La campagna invita i giocatori di soccer e basket reclutati dai programmi in quegli stati a mantenere i loro impegni fino a quando gli stati “ripristineranno mappe congressuali giuste e una significativa rappresentanza nera”.
Esorta inoltre gli atleti e gli allenatori già iscritti a quelle università a utilizzare le loro piattaforme per promuovere le trigger relative ai diritti di voto e chiede a tifosi, ex studenti e donatori di smettere di sostenere finanziariamente tali programmi. La SEC è sede di nove dei 15 programmi atletici di maggior valore nel paese, secondo la CNBC, tra cui il chief Texas (1,48 miliardi di dollari), Georgia, Alabama e Florida.
Atleti a Missouri E Mississippientrambe le scuole della SEC, hanno condotto campagne di successo negli ultimi anni esercitando pressioni sulle università e sui governi statali per trigger di giustizia sociale. Jeffries ha fatto riferimento a Invoice Russell, Muhammad Ali e Jackie Robinson nelle sue osservazioni, invitando questa generazione a portare avanti l’eredità dei precedenti atleti attivisti.

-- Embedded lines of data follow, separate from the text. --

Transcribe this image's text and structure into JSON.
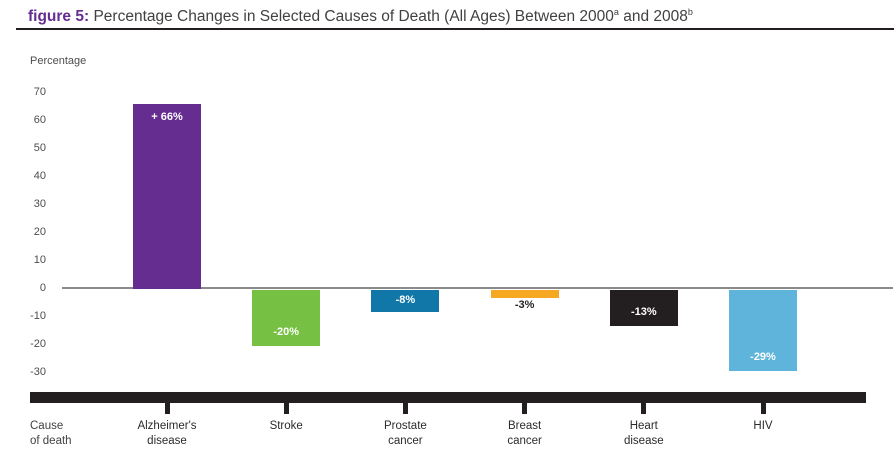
{
  "title": {
    "figure_label": "figure 5:",
    "main": " Percentage Changes in Selected Causes of Death (All Ages) Between 2000",
    "sup_a": "a",
    "mid": " and 2008",
    "sup_b": "b"
  },
  "chart_data": {
    "type": "bar",
    "title": "Percentage Changes in Selected Causes of Death (All Ages) Between 2000(a) and 2008(b)",
    "ylabel": "Percentage",
    "xlabel_lines": [
      "Cause",
      "of death"
    ],
    "ylim": [
      -30,
      70
    ],
    "yticks": [
      70,
      60,
      50,
      40,
      30,
      20,
      10,
      0,
      -10,
      -20,
      -30
    ],
    "grid": false,
    "legend": "none",
    "categories": [
      "Alzheimer's disease",
      "Stroke",
      "Prostate cancer",
      "Breast cancer",
      "Heart disease",
      "HIV"
    ],
    "values": [
      66,
      -20,
      -8,
      -3,
      -13,
      -29
    ],
    "bars": [
      {
        "category": "Alzheimer's disease",
        "label_lines": [
          "Alzheimer's",
          "disease"
        ],
        "value": 66,
        "label": "+ 66%",
        "color": "#662D91",
        "label_color": "#FFFFFF",
        "label_placement": "top-inside"
      },
      {
        "category": "Stroke",
        "label_lines": [
          "Stroke"
        ],
        "value": -20,
        "label": "-20%",
        "color": "#76C043",
        "label_color": "#FFFFFF",
        "label_placement": "bottom-inside"
      },
      {
        "category": "Prostate cancer",
        "label_lines": [
          "Prostate",
          "cancer"
        ],
        "value": -8,
        "label": "-8%",
        "color": "#1177A9",
        "label_color": "#FFFFFF",
        "label_placement": "middle"
      },
      {
        "category": "Breast cancer",
        "label_lines": [
          "Breast",
          "cancer"
        ],
        "value": -3,
        "label": "-3%",
        "color": "#F7A823",
        "label_color": "#231F20",
        "label_placement": "below"
      },
      {
        "category": "Heart disease",
        "label_lines": [
          "Heart",
          "disease"
        ],
        "value": -13,
        "label": "-13%",
        "color": "#231F20",
        "label_color": "#FFFFFF",
        "label_placement": "bottom-inside"
      },
      {
        "category": "HIV",
        "label_lines": [
          "HIV"
        ],
        "value": -29,
        "label": "-29%",
        "color": "#5EB4DA",
        "label_color": "#FFFFFF",
        "label_placement": "bottom-inside"
      }
    ],
    "colors": {
      "accent_purple": "#662D91",
      "zero_line": "#8A8A8A",
      "axis_bar": "#231F20",
      "text": "#414042"
    }
  }
}
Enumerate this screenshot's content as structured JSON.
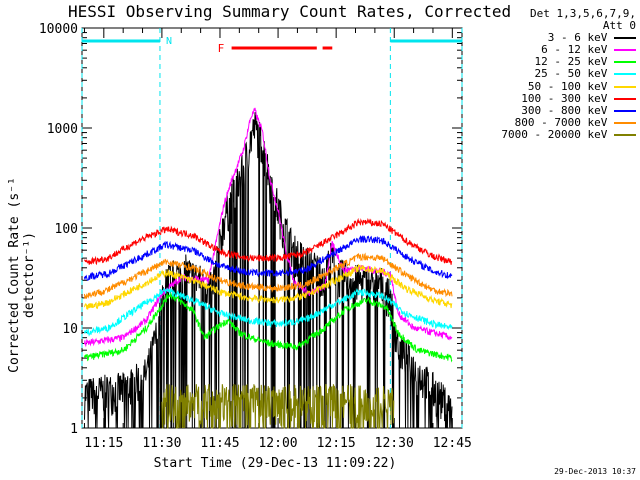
{
  "chart_data": {
    "type": "line",
    "title": "HESSI Observing Summary Count Rates, Corrected",
    "xlabel": "Start Time (29-Dec-13 11:09:22)",
    "ylabel": "Corrected Count Rate (s⁻¹ detector⁻¹)",
    "y_scale": "log",
    "ylim": [
      1,
      10000
    ],
    "xlim": [
      "11:09:22",
      "12:47:30"
    ],
    "x_ticks": [
      "11:15",
      "11:30",
      "11:45",
      "12:00",
      "12:15",
      "12:30",
      "12:45"
    ],
    "y_ticks": [
      "1",
      "10",
      "100",
      "1000",
      "10000"
    ],
    "legend_header": [
      "Det 1,3,5,6,7,9,",
      "Att 0"
    ],
    "legend_placement": "right",
    "timestamp": "29-Dec-2013 10:37",
    "annotations": {
      "night_label": "N",
      "night_intervals": [
        [
          "11:09:22",
          "11:29:30"
        ],
        [
          "12:29:00",
          "12:47:30"
        ]
      ],
      "flare_label": "F",
      "flare_intervals": [
        [
          "11:48:00",
          "12:10:00"
        ],
        [
          "12:11:30",
          "12:14:00"
        ]
      ]
    },
    "series": [
      {
        "name": "3 - 6 keV",
        "color": "#000000",
        "points": [
          [
            "11:10",
            2.2
          ],
          [
            "11:20",
            2.5
          ],
          [
            "11:26",
            3.5
          ],
          [
            "11:29",
            10
          ],
          [
            "11:31",
            30
          ],
          [
            "11:36",
            38
          ],
          [
            "11:43",
            25
          ],
          [
            "11:46",
            120
          ],
          [
            "11:48",
            200
          ],
          [
            "11:51",
            400
          ],
          [
            "11:53",
            800
          ],
          [
            "11:54",
            1050
          ],
          [
            "11:56",
            700
          ],
          [
            "11:58",
            300
          ],
          [
            "12:01",
            120
          ],
          [
            "12:04",
            60
          ],
          [
            "12:08",
            45
          ],
          [
            "12:12",
            35
          ],
          [
            "12:14",
            55
          ],
          [
            "12:15",
            35
          ],
          [
            "12:20",
            30
          ],
          [
            "12:27",
            28
          ],
          [
            "12:29",
            20
          ],
          [
            "12:31",
            7
          ],
          [
            "12:35",
            4
          ],
          [
            "12:40",
            2.5
          ],
          [
            "12:45",
            1.5
          ]
        ]
      },
      {
        "name": "6 - 12 keV",
        "color": "#ff00ff",
        "points": [
          [
            "11:10",
            7
          ],
          [
            "11:20",
            8
          ],
          [
            "11:26",
            12
          ],
          [
            "11:30",
            22
          ],
          [
            "11:35",
            32
          ],
          [
            "11:42",
            30
          ],
          [
            "11:46",
            170
          ],
          [
            "11:48",
            300
          ],
          [
            "11:51",
            600
          ],
          [
            "11:53",
            1300
          ],
          [
            "11:54",
            1500
          ],
          [
            "11:56",
            900
          ],
          [
            "11:58",
            300
          ],
          [
            "12:00",
            150
          ],
          [
            "12:02",
            60
          ],
          [
            "12:04",
            30
          ],
          [
            "12:08",
            22
          ],
          [
            "12:12",
            26
          ],
          [
            "12:14",
            70
          ],
          [
            "12:17",
            38
          ],
          [
            "12:22",
            40
          ],
          [
            "12:29",
            35
          ],
          [
            "12:31",
            14
          ],
          [
            "12:35",
            10
          ],
          [
            "12:40",
            9
          ],
          [
            "12:45",
            8
          ]
        ]
      },
      {
        "name": "12 - 25 keV",
        "color": "#00ff00",
        "points": [
          [
            "11:10",
            5
          ],
          [
            "11:20",
            6
          ],
          [
            "11:26",
            10
          ],
          [
            "11:32",
            22
          ],
          [
            "11:38",
            15
          ],
          [
            "11:41",
            8
          ],
          [
            "11:44",
            10
          ],
          [
            "11:47",
            12
          ],
          [
            "11:50",
            9
          ],
          [
            "11:53",
            8
          ],
          [
            "11:58",
            7
          ],
          [
            "12:05",
            6.5
          ],
          [
            "12:12",
            10
          ],
          [
            "12:18",
            16
          ],
          [
            "12:23",
            19
          ],
          [
            "12:28",
            16
          ],
          [
            "12:31",
            9
          ],
          [
            "12:36",
            6
          ],
          [
            "12:45",
            5
          ]
        ]
      },
      {
        "name": "25 - 50 keV",
        "color": "#00ffff",
        "points": [
          [
            "11:10",
            9
          ],
          [
            "11:16",
            10
          ],
          [
            "11:24",
            16
          ],
          [
            "11:31",
            24
          ],
          [
            "11:38",
            19
          ],
          [
            "11:45",
            14
          ],
          [
            "11:52",
            12
          ],
          [
            "12:00",
            11
          ],
          [
            "12:07",
            12
          ],
          [
            "12:14",
            17
          ],
          [
            "12:21",
            23
          ],
          [
            "12:27",
            21
          ],
          [
            "12:33",
            14
          ],
          [
            "12:40",
            11
          ],
          [
            "12:45",
            10
          ]
        ]
      },
      {
        "name": "50 - 100 keV",
        "color": "#ffd700",
        "points": [
          [
            "11:10",
            16
          ],
          [
            "11:16",
            18
          ],
          [
            "11:24",
            26
          ],
          [
            "11:31",
            36
          ],
          [
            "11:38",
            30
          ],
          [
            "11:45",
            23
          ],
          [
            "11:52",
            20
          ],
          [
            "12:00",
            19
          ],
          [
            "12:07",
            21
          ],
          [
            "12:14",
            29
          ],
          [
            "12:21",
            40
          ],
          [
            "12:27",
            37
          ],
          [
            "12:33",
            25
          ],
          [
            "12:40",
            19
          ],
          [
            "12:45",
            17
          ]
        ]
      },
      {
        "name": "100 - 300 keV",
        "color": "#ff0000",
        "points": [
          [
            "11:10",
            45
          ],
          [
            "11:16",
            50
          ],
          [
            "11:24",
            75
          ],
          [
            "11:31",
            97
          ],
          [
            "11:38",
            85
          ],
          [
            "11:45",
            58
          ],
          [
            "11:52",
            50
          ],
          [
            "12:00",
            50
          ],
          [
            "12:07",
            56
          ],
          [
            "12:14",
            80
          ],
          [
            "12:21",
            115
          ],
          [
            "12:27",
            110
          ],
          [
            "12:33",
            75
          ],
          [
            "12:40",
            52
          ],
          [
            "12:45",
            46
          ]
        ]
      },
      {
        "name": "300 - 800 keV",
        "color": "#0000ff",
        "points": [
          [
            "11:10",
            32
          ],
          [
            "11:16",
            35
          ],
          [
            "11:24",
            50
          ],
          [
            "11:31",
            68
          ],
          [
            "11:38",
            60
          ],
          [
            "11:45",
            42
          ],
          [
            "11:52",
            36
          ],
          [
            "12:00",
            35
          ],
          [
            "12:07",
            38
          ],
          [
            "12:14",
            55
          ],
          [
            "12:21",
            78
          ],
          [
            "12:27",
            75
          ],
          [
            "12:33",
            52
          ],
          [
            "12:40",
            37
          ],
          [
            "12:45",
            33
          ]
        ]
      },
      {
        "name": "800 - 7000 keV",
        "color": "#ff8c00",
        "points": [
          [
            "11:10",
            21
          ],
          [
            "11:16",
            24
          ],
          [
            "11:24",
            34
          ],
          [
            "11:31",
            46
          ],
          [
            "11:38",
            40
          ],
          [
            "11:45",
            30
          ],
          [
            "11:52",
            26
          ],
          [
            "12:00",
            25
          ],
          [
            "12:07",
            27
          ],
          [
            "12:14",
            38
          ],
          [
            "12:21",
            52
          ],
          [
            "12:27",
            50
          ],
          [
            "12:33",
            34
          ],
          [
            "12:40",
            24
          ],
          [
            "12:45",
            22
          ]
        ]
      },
      {
        "name": "7000 - 20000 keV",
        "color": "#808000",
        "points": [
          [
            "11:30",
            1.9
          ],
          [
            "11:40",
            1.9
          ],
          [
            "12:12",
            1.9
          ],
          [
            "12:30",
            1.9
          ]
        ]
      }
    ]
  }
}
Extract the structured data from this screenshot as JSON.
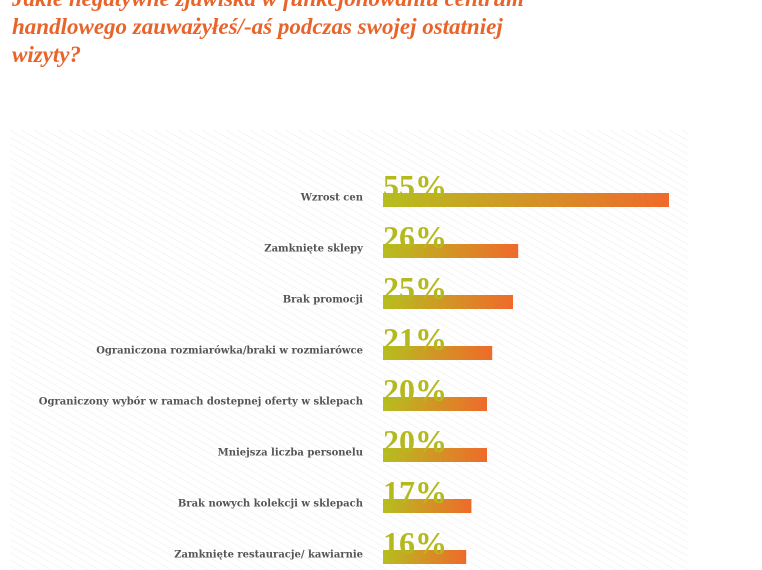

“Per superare questo momento di reazione e inaugurare una nuova period di progresso, come è stato fatto da generazioni in passato, ci vorrà carattere, ci vorrà coraggio e ci vorrà convinzione”, ha detto. “Questo è un momento alla Invoice Russell. È un momento alla Muhammad Ali. Ed è un momento alla Jackie Robinson. E resteremo uniti per assicurarci di realizzare il tipo di paese che la comunità afroamericana merita e che tutti negli Stati Uniti d’America meritano.”
Jeffries e i membri del Congressional Black Caucus all’inizio di questa settimana hanno espresso la loro opposizione allo Rating act, un disegno di legge inteso a stabilire customary nazionali per i compensi degli atleti universitari. La proposta bipartisan, che ha il sostegno della NCAA, avrebbe dovuto essere portata in Aula per il voto questa settimana, ma la CBC si è opposta al disegno di legge per protestare contro il silenzio delle università sul diritto di voto. I repubblicani alla Digicam hanno deciso martedì di rinviare il voto sul disegno di legge, la seconda volta in meno di un anno che si trova in fase di stallo.
“Il Congressional Black Caucus non può sostenere la legislazione a beneficio delle principali istituzioni sportive che continuano a rimanere in silenzio mentre i diritti di voto e il potere politico dei neri vengono sistematicamente smantellati in tutto il Sud”, ha affermato Yvette Clarke, una deputata democratica di New York. “Le istituzioni che traggono profitto dal talento nero e dalle comunità nere hanno la responsabilità di stare al fianco di quelle comunità quando i loro diritti fondamentali sono sotto attacco, sia nell’atletica universitaria, nelle aziende americane o in qualsiasi altra istituzione all’interno della società civile americana”.